Stanford and Cal have staff members dedicated to the process, and they communicate regularly about ways to reduce travel time and costs. (For instance, sharing chartered flights.)

Officials from the athletic department are collaborating with faculty members to determine the appropriate levels of academic support for athletes who will be spending more time on the road.

Members of Stanford’s sports performance department are collaborating with colleagues at USC and UCLA on best practices for mitigating the effects of air miles and time differences.

Since the first half of August, when the conference became serious about adding Stanford and Cal, ACC executives in Charlotte have been immersed in the issue.

After all, the schedule affects current ACC members as well.

“There were countless hours of discussions about how we can schedule in the future,” ACC commissioner Jim Phillips said on the day his conference added Stanford, Cal, and SMU to its roster. “It was a fantastic exercise.” We want to relieve as much of the burden as possible from the student-athletes. We must be inventive.”

One possibility is to hold neutral-site competitions on SMU’s campus or in the Dallas-Fort Worth area, reducing travel for participants on both coasts.

This much is certain: the travel burden will not be distributed evenly.

Football is the primary driver of realignment, but it will have little impact. Stanford and Cal will travel to the East Coast three or four times per season, each for a few days on chartered aircraft.

However, many sports, particularly men’s and women’s basketball, softball, baseball, and a few others, have limited mitigation options.

How many commercial flights will there be? How many people will compete on East Coast campuses on consecutive weekends? And, more importantly, to what extent can Stanford and Cal limit non-conference travel given that they will be logging so many miles once league play begins?

It all appears daunting and contradictory to both schools’ academic missions. According to Muir, the travel component “wasn’t a non-starter” when Stanford first sought salvation in the ACC.

“First and foremost, we wanted the Pac-12 to stay intact,” he stated. “It had done us well. When we realized it was falling apart, we asked ourselves, ‘OK, what is the appropriate home?’

“We discussed it with our student-athlete leadership group. They stated three things. The first was that they desired to compete at the highest level. No. 2 was how the journey would look. And number three was ‘Don’t forget about number one.’

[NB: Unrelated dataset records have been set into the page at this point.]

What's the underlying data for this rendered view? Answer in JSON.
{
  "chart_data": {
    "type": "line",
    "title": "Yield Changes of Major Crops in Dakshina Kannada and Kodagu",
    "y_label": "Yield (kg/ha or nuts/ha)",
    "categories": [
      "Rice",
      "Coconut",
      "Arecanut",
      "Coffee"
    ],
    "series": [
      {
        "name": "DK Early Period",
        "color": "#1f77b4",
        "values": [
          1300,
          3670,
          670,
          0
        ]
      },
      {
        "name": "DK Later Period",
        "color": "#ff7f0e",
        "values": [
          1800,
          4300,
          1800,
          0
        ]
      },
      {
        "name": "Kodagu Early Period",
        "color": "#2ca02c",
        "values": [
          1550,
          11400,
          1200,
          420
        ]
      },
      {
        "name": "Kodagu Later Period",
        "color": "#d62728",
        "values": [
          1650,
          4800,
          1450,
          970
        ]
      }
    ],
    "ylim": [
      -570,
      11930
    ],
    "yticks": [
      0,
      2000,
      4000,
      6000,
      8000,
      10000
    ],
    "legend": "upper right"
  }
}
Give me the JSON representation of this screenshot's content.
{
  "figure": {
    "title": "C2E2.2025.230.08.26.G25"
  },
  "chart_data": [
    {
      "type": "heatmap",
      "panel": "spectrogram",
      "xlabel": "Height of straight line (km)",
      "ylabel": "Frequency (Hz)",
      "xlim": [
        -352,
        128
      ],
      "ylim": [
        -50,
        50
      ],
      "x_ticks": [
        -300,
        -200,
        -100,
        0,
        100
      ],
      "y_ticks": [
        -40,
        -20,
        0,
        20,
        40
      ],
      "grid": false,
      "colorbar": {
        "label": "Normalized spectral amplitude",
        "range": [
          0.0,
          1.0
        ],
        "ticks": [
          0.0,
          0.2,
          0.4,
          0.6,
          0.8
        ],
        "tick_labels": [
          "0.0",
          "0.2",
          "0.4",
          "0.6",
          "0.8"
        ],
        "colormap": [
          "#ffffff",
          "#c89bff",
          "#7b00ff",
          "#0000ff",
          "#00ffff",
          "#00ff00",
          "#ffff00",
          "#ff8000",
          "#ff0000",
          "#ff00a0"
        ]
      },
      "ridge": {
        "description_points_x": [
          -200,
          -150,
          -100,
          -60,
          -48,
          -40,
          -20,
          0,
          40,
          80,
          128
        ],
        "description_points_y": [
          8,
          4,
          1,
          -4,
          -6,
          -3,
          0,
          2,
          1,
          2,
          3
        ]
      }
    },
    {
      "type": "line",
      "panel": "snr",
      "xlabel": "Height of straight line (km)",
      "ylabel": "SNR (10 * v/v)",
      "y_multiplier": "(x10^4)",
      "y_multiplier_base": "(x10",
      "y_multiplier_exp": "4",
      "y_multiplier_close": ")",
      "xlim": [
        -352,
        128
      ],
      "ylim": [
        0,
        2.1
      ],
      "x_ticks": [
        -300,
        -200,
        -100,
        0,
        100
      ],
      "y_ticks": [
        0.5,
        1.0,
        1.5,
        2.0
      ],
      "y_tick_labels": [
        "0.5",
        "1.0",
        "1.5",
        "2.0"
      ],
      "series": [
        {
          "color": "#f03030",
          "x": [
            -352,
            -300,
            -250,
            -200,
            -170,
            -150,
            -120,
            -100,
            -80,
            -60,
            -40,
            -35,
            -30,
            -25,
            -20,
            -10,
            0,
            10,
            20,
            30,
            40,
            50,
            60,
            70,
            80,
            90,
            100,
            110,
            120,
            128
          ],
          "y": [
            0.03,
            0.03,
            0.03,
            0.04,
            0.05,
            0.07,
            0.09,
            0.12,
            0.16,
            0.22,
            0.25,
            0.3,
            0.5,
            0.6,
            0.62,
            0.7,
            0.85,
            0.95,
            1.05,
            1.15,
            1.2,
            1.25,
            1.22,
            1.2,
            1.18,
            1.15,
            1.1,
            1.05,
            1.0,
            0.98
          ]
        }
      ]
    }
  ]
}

“Once the ACC said yes, that was it.”

However, the life raft came at a cost. Actually, there are two costs:

— Stanford and Cal agreed to a 12-year contract with the ACC, which seems like an eternity in the fast-paced world of college sports.

“We had to talk about it,” Muir admitted. “But it does provide stability.”

— According to reports, the Bay Area schools will receive reduced shares of the ACC’s media rights revenue for nine years before transitioning to full-share membership for the final three years of the contract.

And neither is in particularly good financial shape.

Cal’s athletic department relies on more than $20 million in central campus support to balance its books, whereas Stanford recently planned to cut 11 sports before changing its mind.

How does Muir intend to compensate for the revenue disparity? With assistance.

“Campus support is going to increase,” he stated. “We know we can’t compete at the highest level and travel more if we don’t get more help.” Stanford’s campus and board of trustees recognize that it is too important to ignore.”

He also intends to pitch Stanford’s donor base.

“(The contributions) will be value-adds,” he stated. “We are not looking for assistance with the deficit.” We must invest.”